# Hazer/fog machine line



## FPJ (Nov 14, 2021)

Hello Haunt Forum community.
This is my first post. I was given a chauvet hurricane 2d hazer a few years back. It's never worked right. Ive tried fixing it a few times and have narrowed it down to a couple things. 1st thing may be the tubing Ive used. Ive noticed this hazer, (as well as every fog machine I have) has this super soft tubing that runs from the pump to the holding container. I can't seem to find it in any hardware stores and Ive tried Rona, Lowes, Canadian Tire and 2 pet stores. Does anyone know what rubber, plastic, or whatever material those flexible soft tubing hoses are made of?


----------



## corey872 (Jan 10, 2010)

Welcome to the forum. Sorry I don't have anything here to compare. My fogger runs all copper line from the tank to pump, then on to the heat exchanger. Though if I had to guess, silicone tubing would likely be the soft/flexible stuff you're talking about and should have good chemical compatibility with fog juice. You'd probably have to run an online search and get the size you need from your favorite online retailer. If you have a local model/hobby shop, they might sell it as fuel line. Though as long as the tubing you have is not kinked or broken, it should not affect the fogger/hazer performance.


----------



## FPJ (Nov 14, 2021)

Thank you corey. I ordered a roll of the silicone tubing (I believe) I need. These Hazers are a bit tempermental. Ive been using haze fluid, but not the recommended kind in the manual. Most conpanies say to only use their brand, and usually its the most expensive, and unnecessary. In this case it may not be. to be continued...


----------



## corey872 (Jan 10, 2010)

No problem. Give it a shot and let us know how it goes.
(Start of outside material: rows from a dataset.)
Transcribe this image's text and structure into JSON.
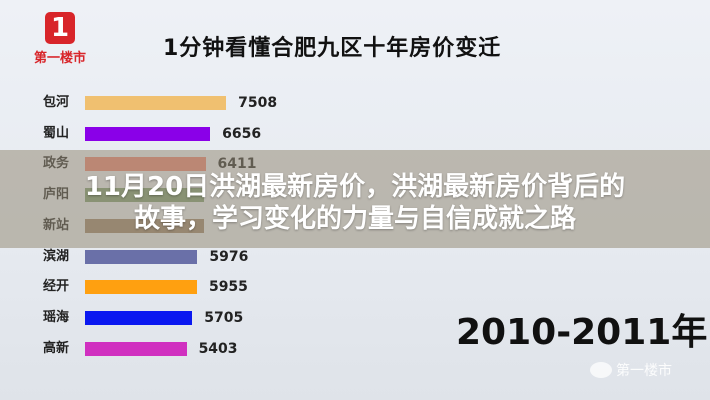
{
  "logo": {
    "text": "1",
    "name": "第一楼市"
  },
  "overlay": {
    "line1": "11月20日洪湖最新房价，洪湖最新房价背后的",
    "line2": "故事，学习变化的力量与自信成就之路"
  },
  "watermark": {
    "icon": "wechat-icon",
    "text": "第一楼市"
  },
  "chart_data": {
    "type": "bar",
    "orientation": "horizontal",
    "title": "1分钟看懂合肥九区十年房价变迁",
    "period": "2010-2011年",
    "categories": [
      "包河",
      "蜀山",
      "政务",
      "庐阳",
      "新站",
      "滨湖",
      "经开",
      "瑶海",
      "高新"
    ],
    "values": [
      7508,
      6656,
      6411,
      6355,
      6339,
      5976,
      5955,
      5705,
      5403
    ],
    "labels": [
      "7508",
      "6656",
      "6411",
      "",
      "",
      "5976",
      "5955",
      "5705",
      "5403"
    ],
    "colors": [
      "#f0c070",
      "#8a00e8",
      "#e88070",
      "#7a9a70",
      "#9a8068",
      "#6a70a8",
      "#ffa010",
      "#0a18f0",
      "#d030c0"
    ],
    "grid": false
  }
}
At least on the fogger side, 'the community' doesn't seem to necessarily recommend OEM fluids, though 'quality manufacturer' fluids *are* typically recommended. I have noticed some difference...mainly thicker fog... going from a 'big box' brand such as Target to a quality fluid like Froggys. So likely some truth to that. But if you're having trouble, going back to OEM would reduce at least one variable.


----------